CRO

Investor cries foul over Covance's $6B sale to LabCorp

Covance ($CVD) got some bad advice when it agreed to a roughly $6 billion buyout from LabCorp ($LH), according to an investor lawsuit, which alleges that chief dealbroker Goldman Sachs had a conflict of interest all along.

In a lawsuit filed in Delaware, investor Bary Berk says Goldman was already representing an unnamed company targeted by Covance when the CRO hired the firm to take a look at the LabCorp deal, Bloomberg reports. That created an unfair situation, Berk says: If Covance made a buy of its own, it could fend off LabCorp's advance, but that would spell a smaller windfall for Goldman.
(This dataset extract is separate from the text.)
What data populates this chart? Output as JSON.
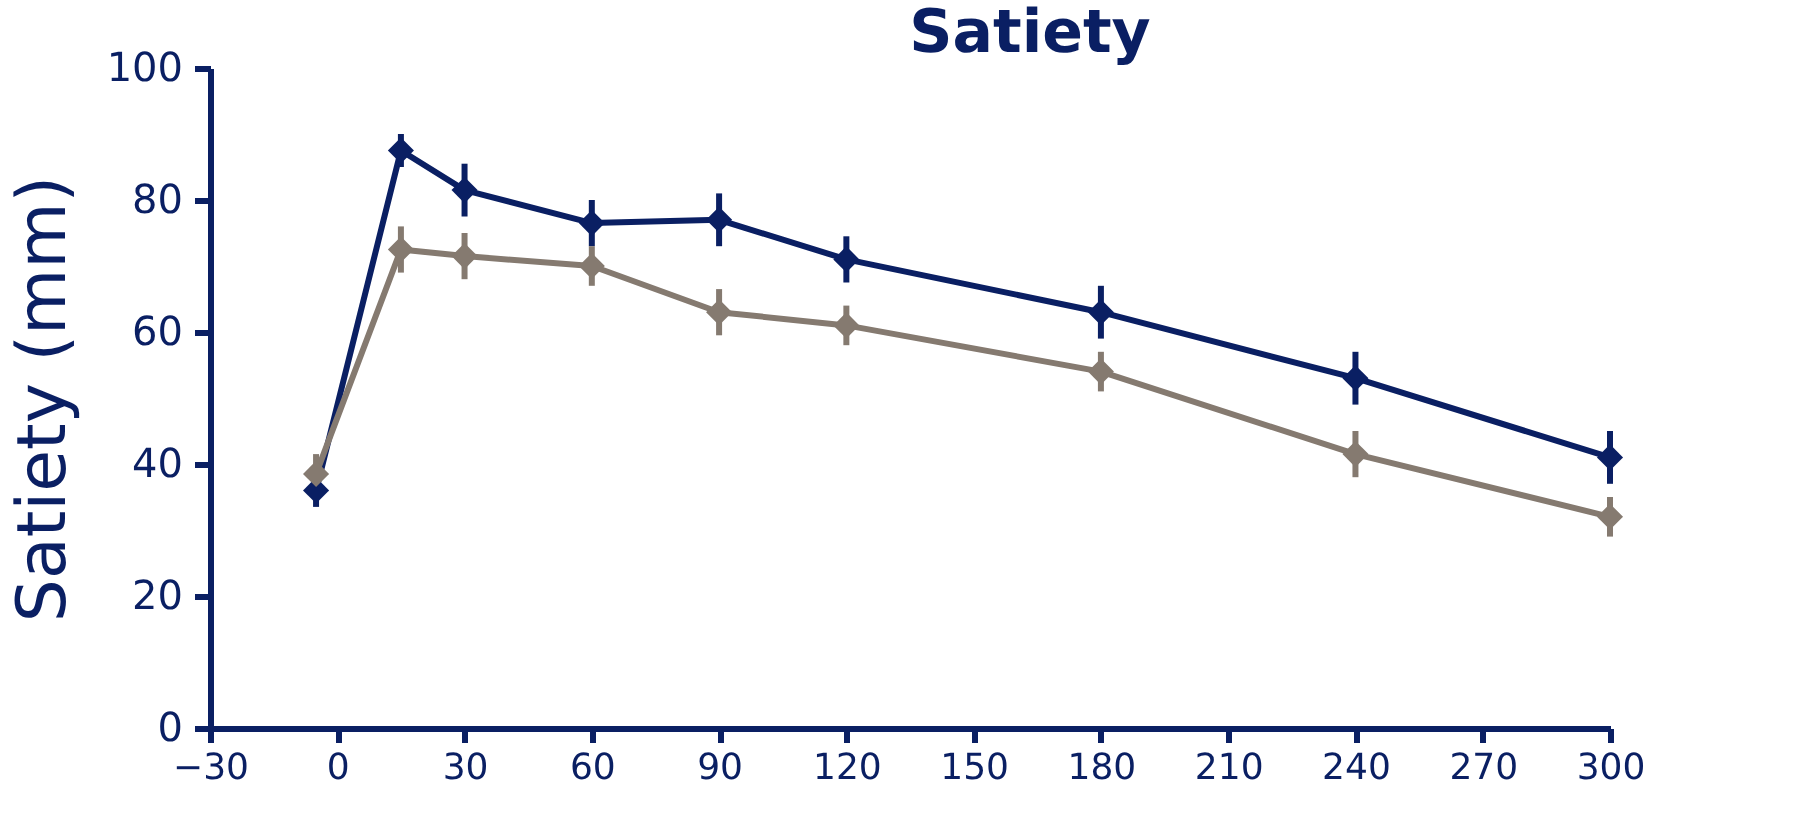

And the prospect of higher profits--the firm is due about $40 million in fees if the LabCorp sale goes through, according to Berk--tainted Goldman's advice, the suit claims.

Berk is requesting a judge block the closure of the deal, expected to wrap up next year, until the two parties provide more details about how it came about, according to Bloomberg. None of the companies are commenting on the suit.

LabCorp's big idea behind the deal hinges on marrying its expansive capabilities in diagnostics with Covance's share of the drug development market, ideally creating an industry-leading entity that can support a candidate therapy from its preclinical inception to well past its market debut. Through decades of running safety and efficacy trials and diagnostic tests, the two companies have amassed longitudinal data on millions of patients, and the pair says its merger will help clients of all stripes make more informed decisions and pave the way for more cost-effective healthcare.

That's an attractive proposition for LabCorp, which has watched declining reimbursement and mounting competition cut into its testing revenues over the past year. The company took up a sweeping reorganization in 2012, promising to diversify its revenue streams and cut extraneous spending. LabCorp has been on an M&A kick ever since, buying its way into prenatal testing, genomic sequencing and, now, outsourced drug development.

And while it's unlikely the shareholder suit will nix the acquisition, any delay will make it harder for LabCorp to complete its revenue turnaround on the promised timeline.